At a gathering in the mountains, a guest didn’t eat asparagus because of the pee-changing effects. Another likes chicken, but not from the grill, could I pop theirs in the oven?

At a brunch last weekend held in honor of an out of town guest, addressing everyone’s issues, but also choosing something that didn’t require me to stand at the stove, I made a seafood quiche, using shrimp and crab,( SIL faves), and Eggs Beaters (to help the BIL’s cholesterol). I left off cheese on half of it since SIL can’t handle dairy, but a few of us embrace cheese. I also said-screw it-and made butter and sugar-laden cinnamon rolls from scratch. And I served fresh fruit, which was almost ignored.

Well. . .BIL sighs: quiche is not his favorite, but he’d eat it. Dairy-free SIL-happily and knowingly serves herself the side with cheese, which doesn’t leave enough for the cheese eaters. The cheese eaters had to take a cheese free slice.. But SIl also moans about eggs. . .another of her possible no-no’s.

And EVERYone devours the rolls, the anti-sugar, anti-gluten, anti-dairy alike.

The only thing consistent with our guests is their inconsistency.

I give up. I told my husband I am no longer cooking for friends and family. I cannot meet their needs obviously, and these typically sweet people allow their FOOD IDENTITIES to overrule etiquette and manners to the point of rudeness, and even confusion. And for what? To belong to some trend? To feel superior?

Just when I reached that boiling point, I saw an Easter Dinner commercial from Walmart. Two women are setting a table. One remarks about place cards. The hostess explains how she has to strategically place the vegan, the meat carver, the gluten free, and the sugar free away from or near certain foods.

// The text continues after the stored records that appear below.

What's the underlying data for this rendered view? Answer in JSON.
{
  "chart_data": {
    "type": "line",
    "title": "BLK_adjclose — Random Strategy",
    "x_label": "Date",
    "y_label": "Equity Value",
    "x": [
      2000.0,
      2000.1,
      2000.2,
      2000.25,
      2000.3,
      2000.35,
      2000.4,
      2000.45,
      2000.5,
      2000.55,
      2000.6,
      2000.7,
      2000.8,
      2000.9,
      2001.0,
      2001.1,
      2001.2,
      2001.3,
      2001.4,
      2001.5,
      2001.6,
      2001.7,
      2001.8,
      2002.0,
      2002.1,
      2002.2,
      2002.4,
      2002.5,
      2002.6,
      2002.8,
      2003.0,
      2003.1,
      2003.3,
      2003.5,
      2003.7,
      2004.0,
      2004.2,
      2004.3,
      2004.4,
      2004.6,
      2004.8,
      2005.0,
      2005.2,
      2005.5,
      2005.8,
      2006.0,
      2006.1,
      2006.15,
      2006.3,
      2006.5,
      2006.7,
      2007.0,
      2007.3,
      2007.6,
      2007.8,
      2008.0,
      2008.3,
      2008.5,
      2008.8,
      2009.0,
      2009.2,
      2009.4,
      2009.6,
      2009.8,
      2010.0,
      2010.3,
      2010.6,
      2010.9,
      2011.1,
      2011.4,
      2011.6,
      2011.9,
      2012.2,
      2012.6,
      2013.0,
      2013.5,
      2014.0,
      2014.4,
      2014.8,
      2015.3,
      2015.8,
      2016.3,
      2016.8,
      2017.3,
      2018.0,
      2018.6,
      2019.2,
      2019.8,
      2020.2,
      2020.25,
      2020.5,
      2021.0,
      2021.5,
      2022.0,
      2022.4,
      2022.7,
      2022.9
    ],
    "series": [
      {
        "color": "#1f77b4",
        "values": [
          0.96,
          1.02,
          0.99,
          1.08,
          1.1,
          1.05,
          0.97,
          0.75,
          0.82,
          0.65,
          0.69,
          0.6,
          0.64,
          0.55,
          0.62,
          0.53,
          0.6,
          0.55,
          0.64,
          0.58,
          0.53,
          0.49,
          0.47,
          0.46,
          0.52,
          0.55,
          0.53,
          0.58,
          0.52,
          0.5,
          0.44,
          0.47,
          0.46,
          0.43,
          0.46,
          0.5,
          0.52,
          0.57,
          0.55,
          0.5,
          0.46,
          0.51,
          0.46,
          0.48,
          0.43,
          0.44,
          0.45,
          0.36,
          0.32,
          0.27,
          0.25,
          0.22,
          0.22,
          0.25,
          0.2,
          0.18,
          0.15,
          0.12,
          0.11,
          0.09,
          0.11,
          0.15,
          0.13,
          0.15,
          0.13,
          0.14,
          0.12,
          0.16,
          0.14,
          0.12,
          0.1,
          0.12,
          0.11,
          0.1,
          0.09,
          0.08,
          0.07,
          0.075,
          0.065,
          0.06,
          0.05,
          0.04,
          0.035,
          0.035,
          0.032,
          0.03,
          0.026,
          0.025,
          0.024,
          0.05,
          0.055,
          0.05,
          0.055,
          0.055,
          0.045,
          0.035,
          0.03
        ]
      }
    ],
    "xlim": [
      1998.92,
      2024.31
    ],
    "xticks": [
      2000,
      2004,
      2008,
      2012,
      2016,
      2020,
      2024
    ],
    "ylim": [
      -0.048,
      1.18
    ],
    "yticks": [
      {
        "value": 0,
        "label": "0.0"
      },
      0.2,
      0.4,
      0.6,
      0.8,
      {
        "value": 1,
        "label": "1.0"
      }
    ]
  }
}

If Walmart can mock this food identity issue, it must be so common place, that I am not the only cook suffering this silliness. The fact that guests now believe it is okay to treat hostesses like restaurants is a true problem. I am finished with asking people what they prefer to eat. I don’t care what your relationship to food and your God is. Take the initiative to tell me if there is a food that will cause you to swell and die in under 2 minutes, and I won’t kill you. Otherwise, bring your own dinner, host your own parties, or eat my food without a peep.